There are very few things I don’t like about the shoe. As a running shoe, I would have liked the midfoot overlays to have been a little more performance-oriented akin to the Cloudracer. The other thing about the overlays is that the fabric used tends to be on the thicker and more rigid side and so when it gets wet from running, it takes a longer time to dry than the typical running shoe. I think there are some weight savings to be had there, but I can understand the direction ON took with this, given that the shoe is also aimed at being an everyday casual wear shoe. Finally, I would have preferred a less rigid tongue in this shoe. I can understand that their tongues are fairly standard across the ON range, but I think the tongue is just a little too stiff for a “racer” and even more so for a casual shoe, which presumably, some people would go sockless in.
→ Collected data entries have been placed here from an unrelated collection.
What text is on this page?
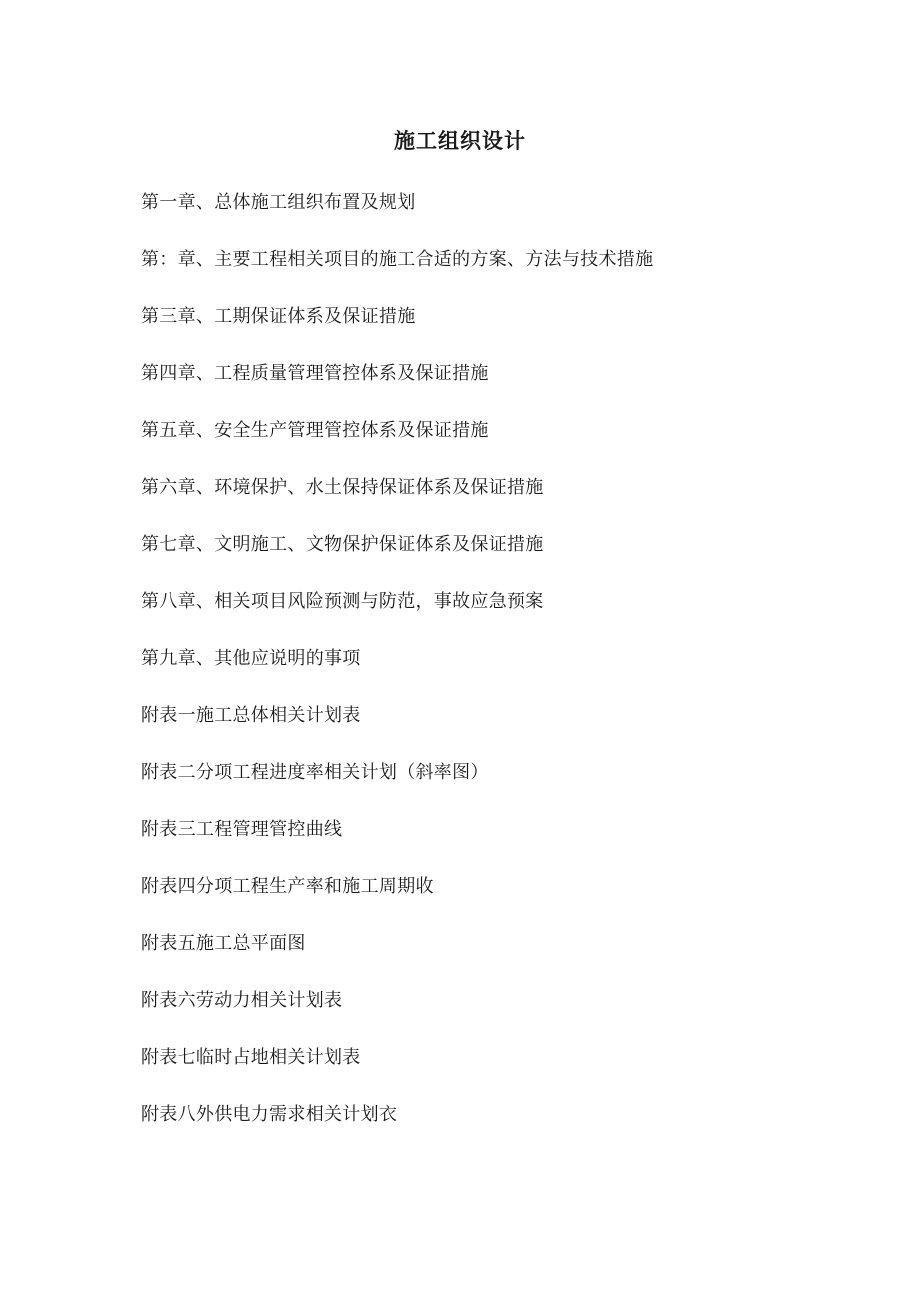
施工组织设计
第一章、总体施工组织布置及规划
第：章、主要工程相关项目的施工合适的方案、方法与技术措施
第三章、工期保证体系及保证措施
第四章、工程质量管理管控体系及保证措施
第五章、安全生产管理管控体系及保证措施
第六章、环境保护、水土保持保证体系及保证措施
第七章、文明施工、文物保护保证体系及保证措施
第八章、相关项目风险预测与防范，事故应急预案
第九章、其他应说明的事项
附表一施工总体相关计划表
附表二分项工程进度率相关计划（斜率图）
附表三工程管理管控曲线
附表四分项工程生产率和施工周期收
附表五施工总平面图
附表六劳动力相关计划表
附表七临时占地相关计划表
附表八外供电力需求相关计划衣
There is nothing wrong functionally with the current tongue as it does not budge at all during the run, not does it cause abrasions or discomfort, but I think it may be even more comfortable with a slightly softer construct.


  1. Thanks for providing this informative information you may also refer.

  2. Thanks for providing this informative information you may also refer.

  3. stumbled upon your blog while looking around for info on the asics sortie and after reading that (sortie), the clifton and this review, i have to say, your reviews are some of the best out there - i love the technical bits but there's also a lot of practical references on actual feel and performance on the road - these are what are stood out for me. keep it up.